A holding company is a joint-stock or a limited liability company that aims to control other joint-stock or limited liability companies, called subsidiaries, by owning more than half of the capital of such companies or by controlling the formation of their boards of directors.
Note that a subsidiary may not acquire shares in a holding company. Any action to transfer the ownership of shares from a holding company to a subsidiary shall be deemed null and void.
Transformation and Merger
Transformation happens when a company takes a different form from another. On the other hand, a merger is made by combining one or more companies with another existing company or by combining two or more Saudi companies to establish a new company. Both may be validly effected, provided the decision to do so is in accordance with the conditions prescribed for the amendment of the company’s articles of incorporation. Provided, further, that it meets the incorporation, publication and the council’s registration requirements as provided for by the laws of Saudi Arabia.
Transformation does not create a new legal person. Accordingly, the company’s rights and obligations subsist. Merger on the other hand results in a single entity to which rights and obligations are transferred.

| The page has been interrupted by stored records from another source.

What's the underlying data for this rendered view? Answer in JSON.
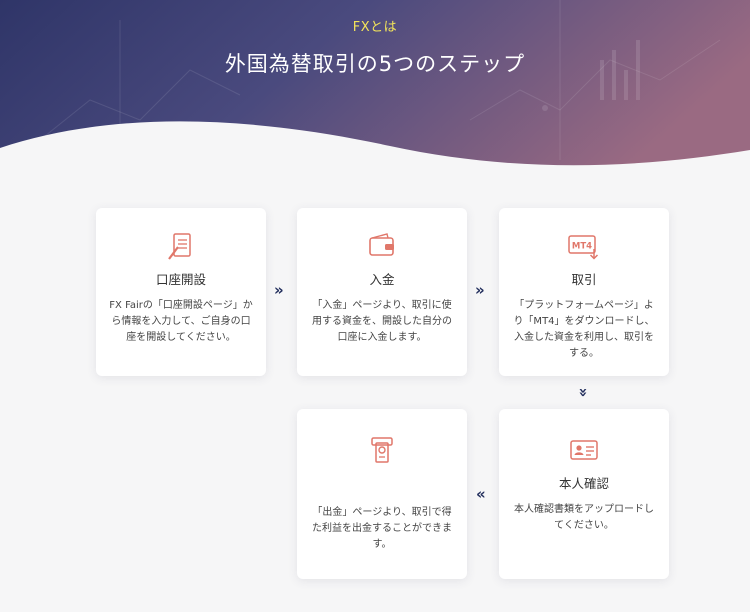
{
  "header": {
    "eyebrow": "FXとは",
    "title": "外国為替取引の5つのステップ"
  },
  "steps": [
    {
      "title": "口座開設",
      "icon": "document-pen-icon",
      "desc": "FX Fairの「口座開設ページ」から情報を入力して、ご自身の口座を開設してください。"
    },
    {
      "title": "入金",
      "icon": "wallet-icon",
      "desc": "「入金」ページより、取引に使用する資金を、開設した自分の口座に入金します。"
    },
    {
      "title": "取引",
      "icon": "mt4-download-icon",
      "desc": "「プラットフォームページ」より「MT4」をダウンロードし、入金した資金を利用し、取引をする。"
    },
    {
      "title": "本人確認",
      "icon": "id-card-icon",
      "desc": "本人確認書類をアップロードしてください。"
    },
    {
      "title": "",
      "icon": "withdraw-cash-icon",
      "desc": "「出金」ページより、取引で得た利益を出金することができます。"
    }
  ],
  "arrows": {
    "right": "»",
    "down": "»",
    "left": "«"
  },
  "colors": {
    "accent": "#e0776a",
    "arrow": "#24305e",
    "eyebrow": "#f3e45a"
  }
}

Branch (SAGIA certificate)
A foreign company may establish a branch in Saudi Arabia upon obtaining authorization from the proper government agency and the Saudi Arabian General Investment Authority (SAGIA) in the form of a SAGIA license. As its name suggests, SAGIA is the foreign investment license provider in the Kingdom. The requirements of SAGIA include business and Saudi address registration.
It must be noted however that a branch may not issue or offer securities for subscription or sale in the Kingdom except in accordance with the Capital Market Law.
A partner’s contribution may be in cash or in kind. The contribution may also take the form of work, but it may not be in the form of reputation or influence. Accordingly, only cash and/or in-kind contributions shall form the company’s capital. Such capital may be altered only in accordance with the provisions of the Saudi Arabian laws and in conformity with conditions set forth in the company’s articles of incorporation or articles of association.
Saudi Council Registration Process
Except for partnerships, a company’s partners, directors or board members, as the case may be, shall publish the articles of incorporation (and articles of association of a joint-stock company) and any amendments thereto on the Saudi Arabian Ministry of Commerce’s website. The Ministry may charge a fee for its services relating to publication and authentication of documents. It shall then provide the company with a copy or more of the company’s articles of incorporation and articles of association upon certification indicating publication.